Environnés par la stridulation des cigales, sous les pins centenaires de la forêt de Janas, se meuvent avec lenteur des groupes d’hommes et de femmes, comme dans un film passé au ralenti, écartant les bras, se pliant, pivotant, faisant des gestes avec leur main, comme une sorte de danse initiatique, dans un silence à la fois sérieux et souriant, une sorte de sérénité.
C’est une rencontre organisée par Louis Wan der Heyoten, maître en arts martiaux, qui réunissait pour une journée les clubs de Taï Chi Chuan, de gymnastique taoïste, de QI Gong, de karaté. Rencontre afin de mieux faire connaître toutes ces méthodes qui ont pour but de développer le corps, l’esprit, se sentir mieux dans sa peau. Toutes la journées, se sont succédées des démonstrations, des initiations avec le maître et son équipe. Ce que Louis appelle « Le dynamisme dans la lenteur ».
Louis est un homme incroyable, tout en énergie positive, en passion et sérénité, avec un sourire qui ne se dément jamais et une volubilité impressionnante.

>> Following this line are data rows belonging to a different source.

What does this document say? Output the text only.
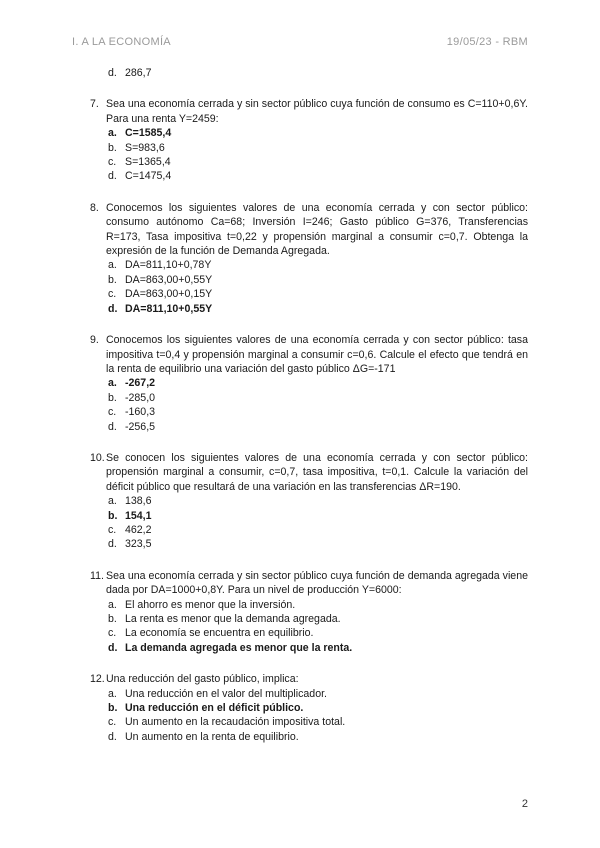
I. A LA ECONOMÍA	19/05/23 - RBM
d. 286,7
7. Sea una economía cerrada y sin sector público cuya función de consumo es C=110+0,6Y. Para una renta Y=2459:
a. C=1585,4
b. S=983,6
c. S=1365,4
d. C=1475,4
8. Conocemos los siguientes valores de una economía cerrada y con sector público: consumo autónomo Ca=68; Inversión I=246; Gasto público G=376, Transferencias R=173, Tasa impositiva t=0,22 y propensión marginal a consumir c=0,7. Obtenga la expresión de la función de Demanda Agregada.
a. DA=811,10+0,78Y
b. DA=863,00+0,55Y
c. DA=863,00+0,15Y
d. DA=811,10+0,55Y
9. Conocemos los siguientes valores de una economía cerrada y con sector público: tasa impositiva t=0,4 y propensión marginal a consumir c=0,6. Calcule el efecto que tendrá en la renta de equilibrio una variación del gasto público ΔG=-171
a. -267,2
b. -285,0
c. -160,3
d. -256,5
10. Se conocen los siguientes valores de una economía cerrada y con sector público: propensión marginal a consumir, c=0,7, tasa impositiva, t=0,1. Calcule la variación del déficit público que resultará de una variación en las transferencias ΔR=190.
a. 138,6
b. 154,1
c. 462,2
d. 323,5
11. Sea una economía cerrada y sin sector público cuya función de demanda agregada viene dada por DA=1000+0,8Y. Para un nivel de producción Y=6000:
a. El ahorro es menor que la inversión.
b. La renta es menor que la demanda agregada.
c. La economía se encuentra en equilibrio.
d. La demanda agregada es menor que la renta.
12. Una reducción del gasto público, implica:
a. Una reducción en el valor del multiplicador.
b. Una reducción en el déficit público.
c. Un aumento en la recaudación impositiva total.
d. Un aumento en la renta de equilibrio.
2
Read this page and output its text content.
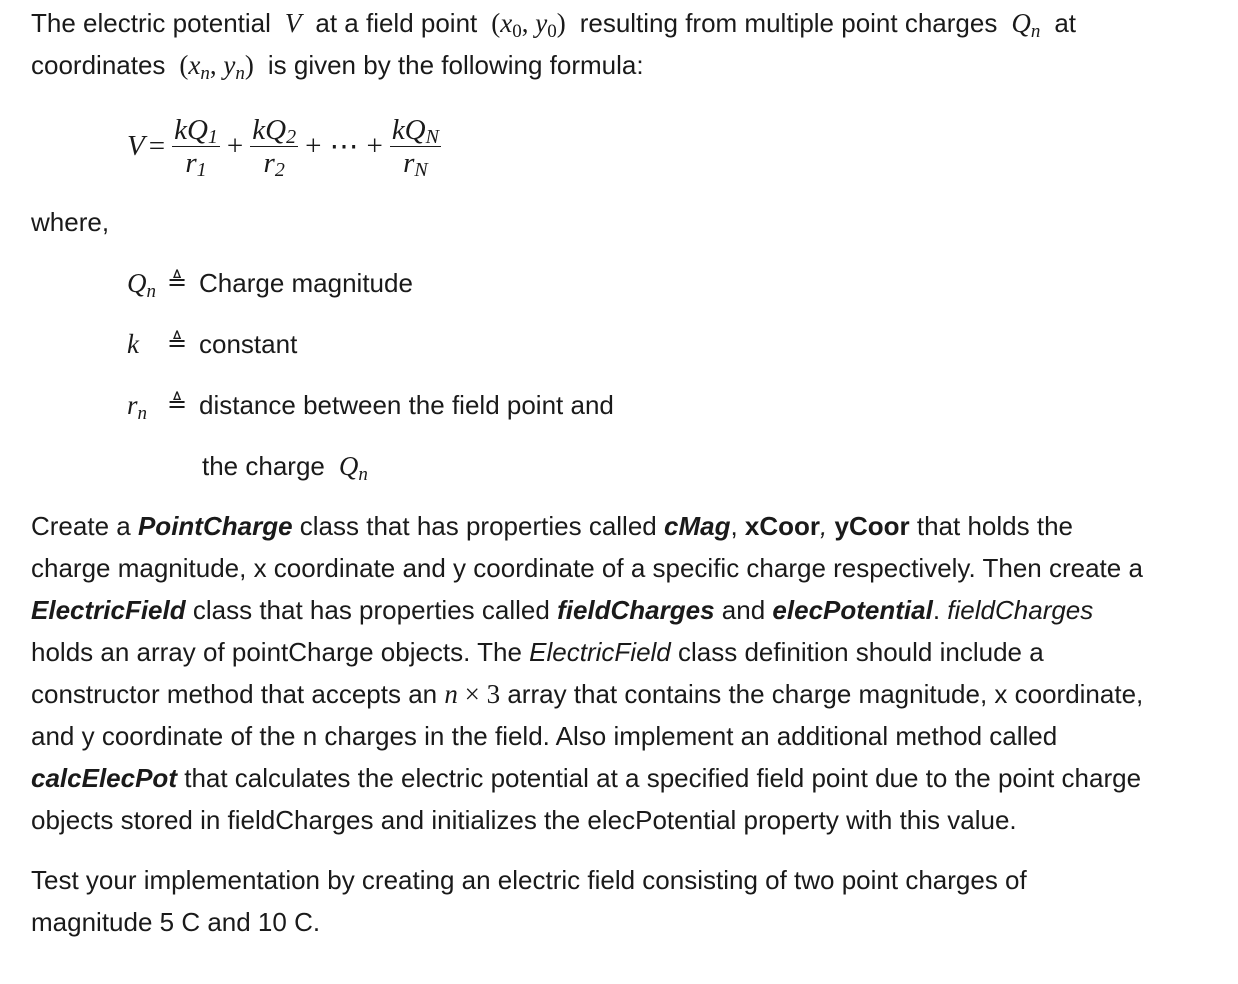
The electric potential  V  at a field point  ($x_0$, $y_0$)  resulting from multiple point charges  $Q_n$ at
coordinates  ($x_n$, $y_n$)  is given by the following formula:
$V = \frac{kQ_1}{r_1} + \frac{kQ_2}{r_2}$ + ⋯ + $\frac{kQ_N}{r_N}$
where,
$Q_n$ ≜ Charge magnitude
k	≜ constant
$r_n$ ≜ distance between the field point and
the charge  $Q_n$
Create a PointCharge class that has properties called cMag, xCoor, yCoor that holds the
charge magnitude, x coordinate and y coordinate of a specific charge respectively. Then create a
ElectricField class that has properties called fieldCharges and elecPotential. fieldCharges
holds an array of pointCharge objects. The ElectricField class definition should include a
constructor method that accepts an n × 3 array that contains the charge magnitude, x coordinate,
and y coordinate of the n charges in the field. Also implement an additional method called
calcElecPot that calculates the electric potential at a specified field point due to the point charge
objects stored in fieldCharges and initializes the elecPotential property with this value.
Test your implementation by creating an electric field consisting of two point charges of
magnitude 5 C and 10 C.
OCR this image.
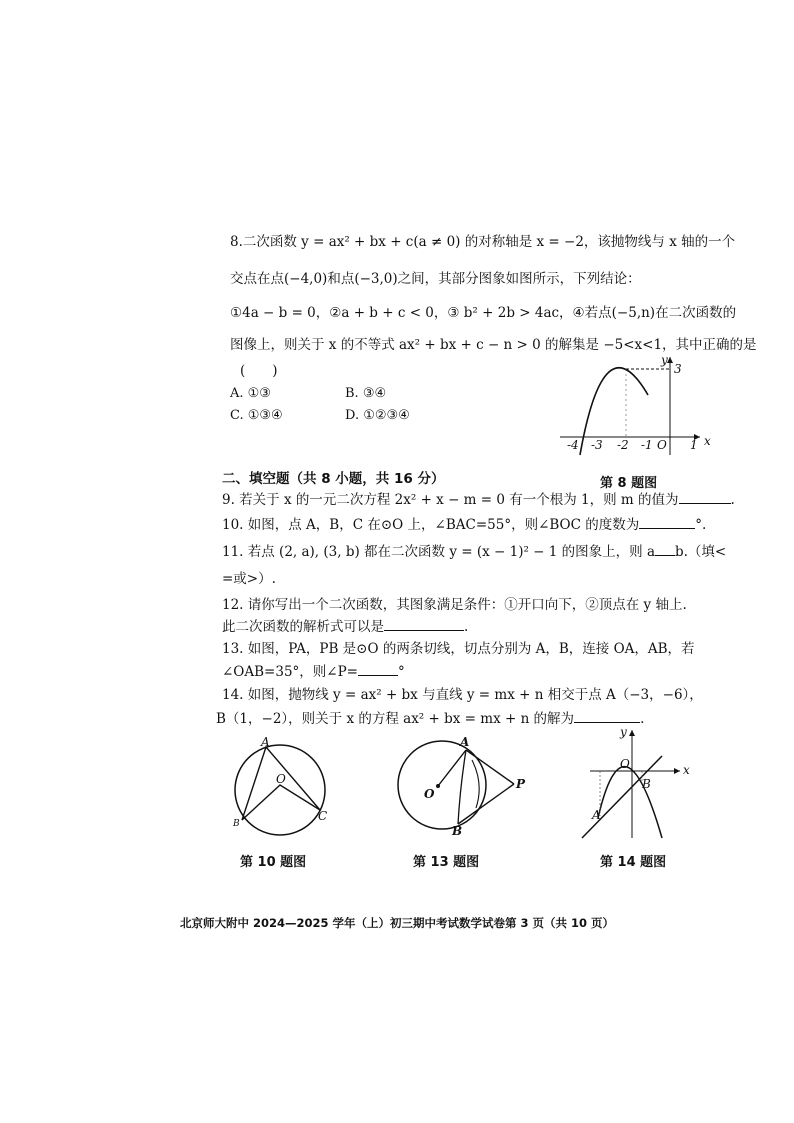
8.二次函数 y = ax² + bx + c(a ≠ 0) 的对称轴是 x = −2，该抛物线与 x 轴的一个
交点在点(−4,0)和点(−3,0)之间，其部分图象如图所示，下列结论：
①4a − b = 0，②a + b + c < 0，③ b² + 2b > 4ac，④若点(−5,n)在二次函数的
图像上，则关于 x 的不等式 ax² + bx + c − n > 0 的解集是 −5<x<1，其中正确的是
(　　)
A. ①③	B. ③④
C. ①③④	D. ①②③④
y
3
-4 -3 -2 -1 O 1 x
第 8 题图
二、填空题（共 8 小题，共 16 分）
9. 若关于 x 的一元二次方程 2x² + x − m = 0 有一个根为 1，则 m 的值为	.
10. 如图，点 A，B，C 在⊙O 上，∠BAC=55°，则∠BOC 的度数为	°.
11. 若点 (2, a), (3, b) 都在二次函数 y = (x − 1)² − 1 的图象上，则 a b.（填<
=或>）.
12. 请你写出一个二次函数，其图象满足条件：①开口向下，②顶点在 y 轴上.
此二次函数的解析式可以是	.
13. 如图，PA，PB 是⊙O 的两条切线，切点分别为 A，B，连接 OA，AB，若
∠OAB=35°，则∠P=	°
14. 如图，抛物线 y = ax² + bx 与直线 y = mx + n 相交于点 A（−3，−6），
B（1，−2），则关于 x 的方程 ax² + bx = mx + n 的解为	.
A
O
B
C
第 10 题图
A
O
B
P
第 13 题图
y
x
O
A
B
第 14 题图
北京师大附中 2024—2025 学年（上）初三期中考试数学试卷第 3 页（共 10 页）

Né le 11 mai 1948 au Viet-Nam, il a eu une vie hors du commun.
D’un père hollandais, d’une mère chinoise avec quelque part un soupçon de corse, il débarque en France à 8 ans sans parler un mot de français. Il ira avec peine jusqu’en seconde et on lui signifie qu’il est en incapacité intellectuelle.
Il devance alors l’appel à l’armée afin d’essayer de trouver sa voie. Il aime déjà les arts martiaux mais passera une maîtrise de psychologie et un doctorat de naturopathie… Pas mal pour un déficient intellectuel, et pas banal !
Installé à la Seyne sur Mer, il ouvre un cabinet en se spécialisant dans la psychologie enfantine.
Il continue à faire du Taï Chi à raison d’un week-end par mois durant 8 ans. Entre temps il ouvre une école de karaté à Djibouti, (Il est 7ème dan) fait deux tours du monde « en kimono », précise-t-il, en 84 il part en Chine pour une remise en question.
Au cours de ses pérégrinations, en Espagne il rencontre un maître : Kao Chi. Il a 89 ans. « Ce sera, me dit-il, un éblouissement. Je sais enfin ce que sera ma vie ». Kao Chi mourra à 102 ans.
Autour de Louis, se sont créées 12 associations de Taï Chi dont une à Six-Fours, regroupant en tout quelque 400 adhérents à travers la France.
Question d’un néophyte, Louis : Le Taï Chi est-il un sport ou un art ?
C’est un art… Un art martial mais un art, qui vient des temps ancestraux puisqu’on ne sait pas qui l’a inventé.
Un art qui agit sur la santé, la spiritualité, c’est une sorte de thérapie, un chemin qui n’est jamais abouti, que l’on suit toute sa vie.
Nous vivons dans un monde chaotique et le Taï Chi nous permet de nous poser de voir en soi, de se connaître physiquement, moralement, spirituellement qui améliore notre santé. En fait c’est l’anti vision de la vie !
Le Taï Chi, c’est comme l’eau qui n’en finit pas de couler, qui ne lutte jamais, que l’on ne peut tenir entre les doigts. L’eau est humble.
Est-ce que tout le monde peut le pratiquer ?
Bien sûr, hommes et femmes, gros et maigres, petits et grands, jeunes et vieux… Chacun à son niveau car il y a plusieurs styles de Taï Chi et l’on est libre de prendre celui qui est bon pour soi. C’est la seule vérité fondamentale.
Chaque professeur enseigne selon sa propre vision et évite ainsi la dictature de l’art. C’est un art de partage et de tolérance. Chacun y prend ce qu’il veut y prendre ».
L’homme est magnifique, ouvert, lumineux, serein, à l’écoute des autres. On sent chez lui à la fois cette passion et cette sagesse, l’humanité et la mansuétude.
La dernière phrase qu’il me dit avant qu’on se quitte :
« Il faut savoir voir l’invisible, croire à l’incroyable, obtenir l’impossible ».
Phrase à méditer car il est vrai qu’on peut tout avoir lorsqu’on le veut vraiment.